Purtroppo però i due progetti ebbero tristi destini. Nel 1948 The Magazine of the Year, che doveva pubblicare Harlem is Nowhere, fallì poco dopo la consegna del dossier, che andò disperso. Fortunatamente Parks aveva delle copie di diverse foto grazie alle quali trovò il coraggio di presentarsi a LIFE ottenendo il suo primo ingaggio con il reportage Harlem Gang Leaders, che contiene anche foto di Harlem is Nowhere tra cui quella di apertura che raffigura Harlem come un labirinto. Come sentiamo in uno degli spezzoni in cui Parks compare nel film, la sua convinzione giovanile secondo cui un nero doveva essere dieci volte più bravo di un bianco di modo che risultasse impossibile non assumerlo, si erano profeticamente realizzate. Tuttavia l’impiego a LIFE non solo suscitò controversie in quanto la rivista identificava l’americanità con la razza bianca prevalentemente di origine anglosassone e con le sue abitudini, certezze e ambizioni, ma non fu sempre facile per Parks poiché spesso i reportage venivano sottoposti a un editing che modificava le sue reali intenzioni.

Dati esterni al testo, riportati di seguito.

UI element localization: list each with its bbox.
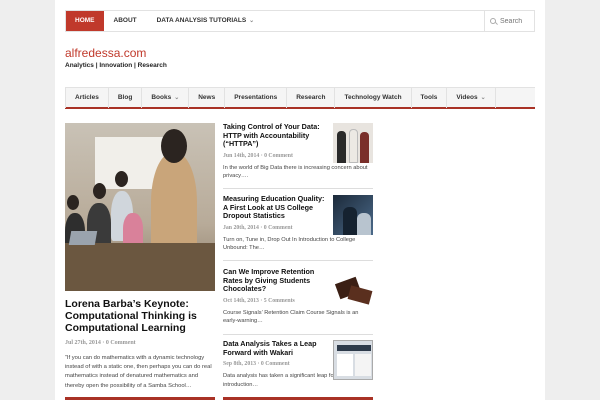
article-thumbnail[interactable]	[333, 340, 373, 380]
nav-label: Presentations	[234, 94, 278, 101]
top-nav-label: DATA ANALYSIS TUTORIALS	[156, 17, 247, 24]
nav-label: Articles	[75, 94, 99, 101]
divider	[223, 188, 373, 189]
student-figure	[123, 213, 143, 247]
top-nav-about[interactable]: ABOUT	[104, 11, 147, 31]
thumb-figure	[360, 132, 369, 163]
nav-books[interactable]: Books ⌄	[142, 88, 190, 108]
nav-label: Tools	[420, 94, 438, 101]
thumb-panel-shape	[337, 354, 353, 376]
student-head	[67, 195, 79, 210]
article-thumbnail[interactable]	[333, 123, 373, 163]
speaker-head	[161, 129, 187, 163]
nav-label: Blog	[117, 94, 133, 101]
nav-label: Books	[151, 94, 172, 101]
list-item: Measuring Education Quality: A First Loo…	[223, 194, 373, 253]
featured-title[interactable]: Lorena Barba’s Keynote: Computational Th…	[65, 298, 215, 334]
nav-videos[interactable]: Videos ⌄	[447, 88, 496, 108]
chevron-down-icon: ⌄	[174, 95, 180, 101]
featured-meta: Jul 27th, 2014 · 0 Comment	[65, 340, 136, 346]
laptop-shape	[68, 231, 98, 245]
site-tagline: Analytics | Innovation | Research	[65, 62, 167, 69]
article-thumbnail[interactable]	[333, 268, 373, 308]
nav-presentations[interactable]: Presentations	[225, 88, 288, 108]
page: HOME ABOUT DATA ANALYSIS TUTORIALS⌄ alfr…	[55, 0, 545, 400]
search-box[interactable]	[484, 11, 534, 31]
nav-label: Technology Watch	[344, 94, 402, 101]
article-excerpt: Course Signals’ Retention Claim Course S…	[223, 309, 359, 325]
nav-research[interactable]: Research	[287, 88, 336, 108]
table-shape	[65, 243, 215, 291]
search-input[interactable]	[500, 17, 534, 25]
search-icon[interactable]	[490, 18, 496, 24]
chevron-down-icon: ⌄	[480, 95, 486, 101]
article-title[interactable]: Measuring Education Quality: A First Loo…	[223, 194, 328, 221]
nav-tools[interactable]: Tools	[412, 88, 448, 108]
article-title[interactable]: Data Analysis Takes a Leap Forward with …	[223, 339, 328, 357]
student-head	[115, 171, 128, 187]
top-bar: HOME ABOUT DATA ANALYSIS TUTORIALS ⌄	[65, 10, 535, 32]
top-nav-label: HOME	[75, 17, 95, 24]
thumb-figure	[357, 213, 371, 235]
featured-excerpt: “If you can do mathematics with a dynami…	[65, 355, 212, 389]
top-nav-home[interactable]: HOME	[66, 11, 104, 31]
top-nav-label: ABOUT	[113, 17, 137, 24]
thumb-figure	[343, 207, 357, 235]
article-excerpt: In the world of Big Data there is increa…	[223, 164, 368, 180]
list-item: Can We Improve Retention Rates by Giving…	[223, 267, 373, 326]
thumb-panel-shape	[355, 354, 371, 376]
nav-articles[interactable]: Articles	[65, 88, 109, 108]
nav-blog[interactable]: Blog	[109, 88, 143, 108]
thumb-figure	[349, 129, 358, 163]
nav-technology-watch[interactable]: Technology Watch	[335, 88, 412, 108]
article-thumbnail[interactable]	[333, 195, 373, 235]
nav-news[interactable]: News	[189, 88, 226, 108]
nav-label: Videos	[456, 94, 478, 101]
top-nav: HOME ABOUT DATA ANALYSIS TUTORIALS ⌄	[66, 11, 264, 31]
featured-image[interactable]	[65, 123, 215, 291]
list-item: Data Analysis Takes a Leap Forward with …	[223, 339, 373, 389]
article-excerpt: Turn on, Tune in, Drop Out In Introducti…	[223, 236, 356, 252]
site-title[interactable]: alfredessa.com	[65, 46, 146, 60]
thumb-figure	[337, 131, 346, 163]
chocolate-shape	[347, 285, 373, 305]
nav-label: Research	[296, 94, 326, 101]
top-nav-data-analysis-tutorials[interactable]: DATA ANALYSIS TUTORIALS ⌄	[147, 11, 265, 31]
main-nav: Articles Blog Books ⌄ News Presentations …	[65, 87, 535, 109]
article-title[interactable]: Can We Improve Retention Rates by Giving…	[223, 267, 328, 294]
chevron-down-icon: ⌄	[249, 18, 255, 24]
divider	[223, 334, 373, 335]
student-head	[93, 183, 106, 199]
divider	[223, 260, 373, 261]
list-item: Taking Control of Your Data: HTTP with A…	[223, 122, 373, 181]
thumb-toolbar-shape	[337, 345, 371, 351]
article-title[interactable]: Taking Control of Your Data: HTTP with A…	[223, 122, 328, 149]
nav-label: News	[198, 94, 216, 101]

Comunque fu grazie ai suoi servizi fotografici neri che Parks costrinse almeno parte di dell’America bianca a prendere atto del fatto che l’americanità era una medaglia con facce estremamente disuguali.
Quanto agli scritti di Ellison per Harlem is Nowhere, essi vennero pubblicati nel 1964 sotto forma di saggio e senza le foto di Parks in una raccolta di scritti dell’autore. Le enormi mutilazioni di A Man Becomes Invisibile vennero invece inflitte proprio da LIFE, che aveva commissionato il reportage ma che lo ridusse a tre sole pagine con quattro foto accompagnate da brevi note di redazione.

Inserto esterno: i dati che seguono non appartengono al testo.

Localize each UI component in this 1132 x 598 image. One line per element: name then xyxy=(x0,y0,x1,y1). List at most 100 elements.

A Choice of Weapons: Inspired by Gordon Parks. Regia: John Maggio; fotografia: Joe Arcidiacono, Clair Popkin; musiche: Gary Lionelli; interpreti: Kareem Abdul-Jabbar, Jelani Cobb, Anderson Cooper, Ava DuVernay, Nelson George, Spike Lee, Latoya Ruby Frazier, Bryan Stevenson; produzione: HBO Documentary Films, Ark Media; distribuzione: HBO; origine: USA; durata: 89’; anno: 2021.